New injector seals ( discovered injector roller mis-aligned and scoring cam so fitted new cam and injector rockers)
New Glow plugs
New MAF MAP and ATS
EGR deleted 2 years ago
Now starts perfectly (half a turn), but appears to have developed this annoying & intermittent fault.

So I cured the starting problem, but trying seems I now have another problem!
To diagnose this fault I found a serious imbalance on two injectors, so replaced them as well.

Fault seems to be exacerbated by depression of the clutch or driving fwd or back a few feet.
The clutch spigot bearing does make a noise for around 60 seconds when first driving, but it has always done this.

Crank Position sensor?
DMF on the way out?
Clutch switch?

I am totally out of ideas now!

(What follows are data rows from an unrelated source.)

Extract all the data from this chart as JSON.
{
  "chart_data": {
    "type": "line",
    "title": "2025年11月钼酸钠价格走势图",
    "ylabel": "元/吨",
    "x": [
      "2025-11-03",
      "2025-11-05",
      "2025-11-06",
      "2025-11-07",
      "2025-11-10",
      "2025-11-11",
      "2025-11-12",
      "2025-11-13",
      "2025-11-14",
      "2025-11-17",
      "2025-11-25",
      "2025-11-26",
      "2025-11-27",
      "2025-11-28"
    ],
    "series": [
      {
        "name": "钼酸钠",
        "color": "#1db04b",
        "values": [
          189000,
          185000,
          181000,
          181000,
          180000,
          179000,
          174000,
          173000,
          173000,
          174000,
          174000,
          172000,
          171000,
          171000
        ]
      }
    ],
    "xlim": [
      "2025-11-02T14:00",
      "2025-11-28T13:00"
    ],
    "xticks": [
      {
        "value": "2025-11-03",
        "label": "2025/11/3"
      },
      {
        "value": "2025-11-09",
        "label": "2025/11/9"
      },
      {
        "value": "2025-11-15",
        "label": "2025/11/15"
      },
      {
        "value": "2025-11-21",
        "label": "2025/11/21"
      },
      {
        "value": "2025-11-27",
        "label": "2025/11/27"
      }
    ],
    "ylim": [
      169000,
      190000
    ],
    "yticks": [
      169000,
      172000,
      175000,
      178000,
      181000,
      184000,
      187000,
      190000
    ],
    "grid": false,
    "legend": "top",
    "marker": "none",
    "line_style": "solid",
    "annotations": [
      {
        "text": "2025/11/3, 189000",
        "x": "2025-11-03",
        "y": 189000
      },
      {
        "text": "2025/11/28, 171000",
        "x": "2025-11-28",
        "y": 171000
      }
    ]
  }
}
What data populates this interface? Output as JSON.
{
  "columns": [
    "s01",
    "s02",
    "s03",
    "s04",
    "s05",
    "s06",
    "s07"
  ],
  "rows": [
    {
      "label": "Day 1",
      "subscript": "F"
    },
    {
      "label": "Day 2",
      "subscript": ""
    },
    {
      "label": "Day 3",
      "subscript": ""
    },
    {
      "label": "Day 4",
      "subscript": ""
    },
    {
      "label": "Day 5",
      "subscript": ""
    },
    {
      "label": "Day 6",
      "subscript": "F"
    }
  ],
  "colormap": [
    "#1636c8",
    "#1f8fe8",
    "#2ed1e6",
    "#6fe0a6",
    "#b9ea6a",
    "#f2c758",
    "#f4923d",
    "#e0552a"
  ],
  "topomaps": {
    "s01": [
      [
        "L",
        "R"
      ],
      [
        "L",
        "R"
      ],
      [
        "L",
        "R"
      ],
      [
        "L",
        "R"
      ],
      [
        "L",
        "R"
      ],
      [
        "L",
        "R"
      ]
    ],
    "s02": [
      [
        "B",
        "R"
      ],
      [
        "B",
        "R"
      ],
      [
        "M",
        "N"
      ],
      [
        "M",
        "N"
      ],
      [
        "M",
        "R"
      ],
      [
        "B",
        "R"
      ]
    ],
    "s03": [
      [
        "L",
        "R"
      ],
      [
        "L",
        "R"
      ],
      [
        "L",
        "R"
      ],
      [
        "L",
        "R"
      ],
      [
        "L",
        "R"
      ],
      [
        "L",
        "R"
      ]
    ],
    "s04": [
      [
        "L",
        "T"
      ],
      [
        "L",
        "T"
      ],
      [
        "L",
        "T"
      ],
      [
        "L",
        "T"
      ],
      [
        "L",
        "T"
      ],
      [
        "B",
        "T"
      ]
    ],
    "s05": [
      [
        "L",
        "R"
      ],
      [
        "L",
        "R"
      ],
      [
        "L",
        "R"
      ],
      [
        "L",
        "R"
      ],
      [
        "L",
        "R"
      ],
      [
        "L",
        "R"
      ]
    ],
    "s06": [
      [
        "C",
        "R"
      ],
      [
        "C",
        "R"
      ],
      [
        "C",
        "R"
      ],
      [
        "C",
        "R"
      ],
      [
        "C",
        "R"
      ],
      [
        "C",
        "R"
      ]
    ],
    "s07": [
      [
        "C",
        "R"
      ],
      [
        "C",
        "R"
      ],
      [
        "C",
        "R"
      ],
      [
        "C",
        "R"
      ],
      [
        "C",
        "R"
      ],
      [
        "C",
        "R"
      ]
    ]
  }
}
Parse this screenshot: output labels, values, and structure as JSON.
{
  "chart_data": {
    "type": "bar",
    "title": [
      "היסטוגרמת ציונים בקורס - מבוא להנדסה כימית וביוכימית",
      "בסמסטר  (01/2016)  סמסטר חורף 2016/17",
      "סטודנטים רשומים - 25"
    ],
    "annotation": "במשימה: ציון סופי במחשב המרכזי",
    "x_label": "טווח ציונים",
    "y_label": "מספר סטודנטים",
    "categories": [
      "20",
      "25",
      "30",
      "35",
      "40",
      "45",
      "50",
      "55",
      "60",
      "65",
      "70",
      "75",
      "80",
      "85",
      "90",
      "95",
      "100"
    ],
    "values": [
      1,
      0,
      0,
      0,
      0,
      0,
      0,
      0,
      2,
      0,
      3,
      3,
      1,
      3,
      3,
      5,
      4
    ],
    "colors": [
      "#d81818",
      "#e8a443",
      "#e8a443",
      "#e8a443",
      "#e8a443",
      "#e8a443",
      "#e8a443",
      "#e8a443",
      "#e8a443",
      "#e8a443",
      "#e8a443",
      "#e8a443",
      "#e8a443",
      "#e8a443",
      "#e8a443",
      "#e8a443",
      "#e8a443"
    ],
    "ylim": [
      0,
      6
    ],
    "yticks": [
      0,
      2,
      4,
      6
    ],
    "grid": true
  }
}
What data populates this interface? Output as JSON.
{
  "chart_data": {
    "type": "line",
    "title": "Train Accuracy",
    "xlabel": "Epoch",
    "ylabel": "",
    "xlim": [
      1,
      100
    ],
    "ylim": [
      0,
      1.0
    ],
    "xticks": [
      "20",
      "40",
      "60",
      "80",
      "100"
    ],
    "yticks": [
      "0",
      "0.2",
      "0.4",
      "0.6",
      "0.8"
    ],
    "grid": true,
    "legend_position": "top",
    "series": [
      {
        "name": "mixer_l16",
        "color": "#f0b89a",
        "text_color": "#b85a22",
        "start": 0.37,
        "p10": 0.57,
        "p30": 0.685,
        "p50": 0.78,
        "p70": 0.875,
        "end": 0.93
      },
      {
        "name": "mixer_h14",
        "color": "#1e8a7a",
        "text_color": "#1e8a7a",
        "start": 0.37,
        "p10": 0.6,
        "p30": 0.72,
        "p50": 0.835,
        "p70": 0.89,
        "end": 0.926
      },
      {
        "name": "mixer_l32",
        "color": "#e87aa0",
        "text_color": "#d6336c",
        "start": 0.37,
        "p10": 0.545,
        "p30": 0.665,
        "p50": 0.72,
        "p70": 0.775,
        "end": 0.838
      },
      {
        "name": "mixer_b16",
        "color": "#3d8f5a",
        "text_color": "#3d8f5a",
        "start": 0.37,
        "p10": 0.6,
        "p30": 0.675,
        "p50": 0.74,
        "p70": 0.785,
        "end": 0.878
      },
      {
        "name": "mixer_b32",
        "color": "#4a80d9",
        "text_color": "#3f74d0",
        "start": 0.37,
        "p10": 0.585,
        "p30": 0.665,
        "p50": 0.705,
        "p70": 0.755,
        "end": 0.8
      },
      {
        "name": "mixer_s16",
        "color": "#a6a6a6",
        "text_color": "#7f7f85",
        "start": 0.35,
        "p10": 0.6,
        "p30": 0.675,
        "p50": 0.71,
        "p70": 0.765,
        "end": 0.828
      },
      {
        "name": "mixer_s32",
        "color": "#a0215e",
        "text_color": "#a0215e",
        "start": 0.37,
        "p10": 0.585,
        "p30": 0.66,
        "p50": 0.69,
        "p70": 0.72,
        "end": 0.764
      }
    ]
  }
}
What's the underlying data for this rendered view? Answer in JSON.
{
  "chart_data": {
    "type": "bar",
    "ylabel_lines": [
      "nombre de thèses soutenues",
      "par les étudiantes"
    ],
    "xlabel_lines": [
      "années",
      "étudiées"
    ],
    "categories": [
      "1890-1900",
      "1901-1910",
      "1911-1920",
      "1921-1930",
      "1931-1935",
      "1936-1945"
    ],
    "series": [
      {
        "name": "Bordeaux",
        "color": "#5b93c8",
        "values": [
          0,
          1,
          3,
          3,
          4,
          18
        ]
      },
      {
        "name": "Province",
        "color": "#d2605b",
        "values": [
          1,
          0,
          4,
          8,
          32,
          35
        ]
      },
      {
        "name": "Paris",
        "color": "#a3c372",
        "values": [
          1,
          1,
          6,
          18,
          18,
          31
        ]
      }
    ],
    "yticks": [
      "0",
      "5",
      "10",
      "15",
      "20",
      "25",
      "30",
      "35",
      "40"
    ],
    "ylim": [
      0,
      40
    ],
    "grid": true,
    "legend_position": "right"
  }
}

Any ideas?
 
Yes!
If i start from cold and touch nothing its fine, if i rev its fine.
Depress clutch and rev with clutch pressed lumpy idle
Release cutch and rev lumpy idle.
Press and release cutch then rev lumpy idle
Worse if I drive forward or back a few feet.
120K mileage no idea if DMF or clutch has ever been changed.
 
yesterday started fine, I covered around 110 miles no problems at all.
this morning problems again.
 
Unplug the switch and do that test again at idle, if it's the same with switch unplugged the electrical side is ruled out and it means it's something mechanical as the clutch keeps dragging just a bit after it was released and puts load on the engine then better replace the whole lot including the DMF then at least this side is covered for the next few years
 
ok will give it a go, but as the switch is normally closed, then disconnecting it would replicate clutch pedal being pressed?
Should I not connect the terminals together maybe and try aswell?

Also problem seems to go away if I disconnect MAF or ATS ,
 
Yes you can try both ways with clutch switch unplugged and bridged...though if the problem goes away with MAF unplugged the problem is on that path, if the new MAF you fitted was not genuine better drive without it, only GENUINE LR is doing a proper job, nothing else, nor OEM, nothing
 
Yes you can try both ways with clutch switch unplugged and bridged...though if the problem goes away with MAF unplugged the problem is on that path, if the new MAF you fitted was not genuine better drive without it, only GENUINE LR is doing a proper job, nothing else, nor OEM, nothing
I fitted a VDO MAF? if the ATS ( on air box ) or MAF is disconnected problem goes away, its driving me mad honestly!
 
make somehow to record a live data/fuelling inpuits log with nanocom when the symptom occurs and post it here.... VDO MAF which is not genuine LR is just an expensive aftermarket, not 100% reliable just a bit better than cheaper aftemarkets... drive it with MAF unplugged without fear
 
make somehow to record a live data/fuelling inpuits log with nanocom when the symptom occurs and post it here.... VDO MAF which is not genuine LR is just an expensive aftermarket, not 100% reliable just a bit better than cheaper aftemarkets... drive it with MAF unplugged without fear
ok will do thanks for your help, so we rule out the CPS for now then yes?
 


Seems to happen when the clutch switch sends open signal to ECU, and not before but once its sends signal problem persists regardless of switch open or closed. (without depressing the clutch) Turn of engine close switch and start seems to be ok.
Maybe my ECU fuel map is corrupt?
@jamesmartin be interested to hear your view on this as well.